Another way to install packages are from the source.

# download the source file
download.file("http://goo.gl/3pvHYI", destfile = "methylKit_0.5.7.tar.gz")
# install the package from the source file
install.packages("methylKit_0.5.7.tar.gz", repos = NULL, type = "source")
# delete the source file
unlink("methylKit_0.5.7.tar.gz")

You can also update CRAN and Bioconductor packages.

# updating CRAN packages
update.packages()

# updating bioconductor packages
source("http://bioconductor.org/biocLite.R")
biocLite("BiocUpgrade")

Installing packages in custom locations

If you will be using R on servers or computing clusters rather than your personal computer it is unlikey that you will have administrator access to install packages. In that case, you can install packges in custom locations by telling R where to look for additional packages. This is done by setting up an .Renviron file in your home directory and add the following line:

R_LIBS=~/Rlibs

This tells R that “Rlibs” directory at your home directory will be the first choice of locations to look for packages and install packages (The directory name and location is up to you above is just an example). You should go and create that directory now. After that, start a fresh R session and start installing packages. From now on, packages will be installed to your local directory where you have read-write access.
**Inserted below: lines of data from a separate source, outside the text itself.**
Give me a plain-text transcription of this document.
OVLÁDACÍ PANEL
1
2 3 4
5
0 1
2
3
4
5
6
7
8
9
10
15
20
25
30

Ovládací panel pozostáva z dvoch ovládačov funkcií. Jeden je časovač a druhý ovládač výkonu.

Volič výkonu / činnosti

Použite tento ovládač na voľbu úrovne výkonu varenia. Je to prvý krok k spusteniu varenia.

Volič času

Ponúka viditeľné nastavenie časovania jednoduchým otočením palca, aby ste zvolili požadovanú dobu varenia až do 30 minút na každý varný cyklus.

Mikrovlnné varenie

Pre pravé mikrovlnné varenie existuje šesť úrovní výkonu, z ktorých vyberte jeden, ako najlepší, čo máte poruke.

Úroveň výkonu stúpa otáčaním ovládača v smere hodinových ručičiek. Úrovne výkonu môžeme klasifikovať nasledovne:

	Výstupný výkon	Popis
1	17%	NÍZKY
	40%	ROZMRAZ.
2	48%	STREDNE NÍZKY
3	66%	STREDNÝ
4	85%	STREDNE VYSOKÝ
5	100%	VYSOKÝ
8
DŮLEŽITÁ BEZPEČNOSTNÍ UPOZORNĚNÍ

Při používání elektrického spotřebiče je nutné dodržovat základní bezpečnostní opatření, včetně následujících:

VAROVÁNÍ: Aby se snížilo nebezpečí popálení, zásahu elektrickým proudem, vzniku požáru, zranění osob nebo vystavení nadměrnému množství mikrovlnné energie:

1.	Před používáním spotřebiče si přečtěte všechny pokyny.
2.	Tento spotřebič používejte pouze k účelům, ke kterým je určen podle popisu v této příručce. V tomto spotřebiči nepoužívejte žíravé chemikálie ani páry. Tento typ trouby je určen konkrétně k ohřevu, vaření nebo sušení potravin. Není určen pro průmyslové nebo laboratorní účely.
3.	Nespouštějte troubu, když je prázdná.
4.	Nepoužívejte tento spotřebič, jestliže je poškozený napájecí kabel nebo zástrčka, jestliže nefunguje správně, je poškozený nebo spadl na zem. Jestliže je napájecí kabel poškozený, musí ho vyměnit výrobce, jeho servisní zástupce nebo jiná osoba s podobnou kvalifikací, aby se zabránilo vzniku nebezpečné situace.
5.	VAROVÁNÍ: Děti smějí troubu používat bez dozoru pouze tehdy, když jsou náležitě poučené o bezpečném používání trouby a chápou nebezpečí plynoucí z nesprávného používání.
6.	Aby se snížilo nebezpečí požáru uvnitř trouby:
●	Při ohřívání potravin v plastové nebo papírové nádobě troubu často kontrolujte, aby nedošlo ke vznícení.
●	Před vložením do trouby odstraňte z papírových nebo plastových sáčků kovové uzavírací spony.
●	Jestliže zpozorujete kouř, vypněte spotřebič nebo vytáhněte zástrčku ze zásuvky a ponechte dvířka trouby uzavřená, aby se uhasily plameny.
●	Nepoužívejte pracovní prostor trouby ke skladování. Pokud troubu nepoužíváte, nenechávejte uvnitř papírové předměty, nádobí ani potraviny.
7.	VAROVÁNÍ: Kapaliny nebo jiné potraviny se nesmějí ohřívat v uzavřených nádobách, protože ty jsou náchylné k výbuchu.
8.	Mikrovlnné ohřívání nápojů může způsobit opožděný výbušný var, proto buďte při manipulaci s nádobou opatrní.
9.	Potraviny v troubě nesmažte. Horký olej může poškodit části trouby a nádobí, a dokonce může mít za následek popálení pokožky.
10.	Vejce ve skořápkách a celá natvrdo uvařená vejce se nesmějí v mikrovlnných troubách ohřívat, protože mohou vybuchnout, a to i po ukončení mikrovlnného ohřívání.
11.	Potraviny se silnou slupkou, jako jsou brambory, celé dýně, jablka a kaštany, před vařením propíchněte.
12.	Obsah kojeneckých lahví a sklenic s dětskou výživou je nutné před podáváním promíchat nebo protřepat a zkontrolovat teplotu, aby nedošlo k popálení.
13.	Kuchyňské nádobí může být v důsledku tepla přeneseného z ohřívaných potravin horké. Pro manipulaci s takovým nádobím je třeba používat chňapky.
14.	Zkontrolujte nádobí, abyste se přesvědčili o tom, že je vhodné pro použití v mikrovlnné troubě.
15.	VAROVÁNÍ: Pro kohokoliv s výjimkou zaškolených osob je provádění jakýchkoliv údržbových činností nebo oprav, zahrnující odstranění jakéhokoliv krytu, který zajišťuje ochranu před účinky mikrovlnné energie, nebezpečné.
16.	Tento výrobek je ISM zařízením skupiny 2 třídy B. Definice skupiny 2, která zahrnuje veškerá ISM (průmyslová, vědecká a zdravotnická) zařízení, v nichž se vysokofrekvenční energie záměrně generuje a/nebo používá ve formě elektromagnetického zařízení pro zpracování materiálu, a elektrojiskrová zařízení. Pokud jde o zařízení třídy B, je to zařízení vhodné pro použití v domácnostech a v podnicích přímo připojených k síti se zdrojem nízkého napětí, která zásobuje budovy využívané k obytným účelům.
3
Getting help on functions and packages

You can get help on functions by help() and help.search() functions. You can list the functions in a package with ls() function

libray(MASS)
ls("package:MASS") # functions in the package
ls() # objects in your R enviroment
# get help on hist() function
?hist
help("hist")
# search the word "hist" in help pages
help.search("hist")
??hist
@

More help needed?

In addition, check package vignettes for help and practical understanding of the functions. All Bionconductor packages have vignettes that walk you thorugh example analysis. Google search will always be helpful as well, there are many blogs and web pages that have posts about R. R-help, Stackoverflow and R-bloggers are usually source of good and reliable information.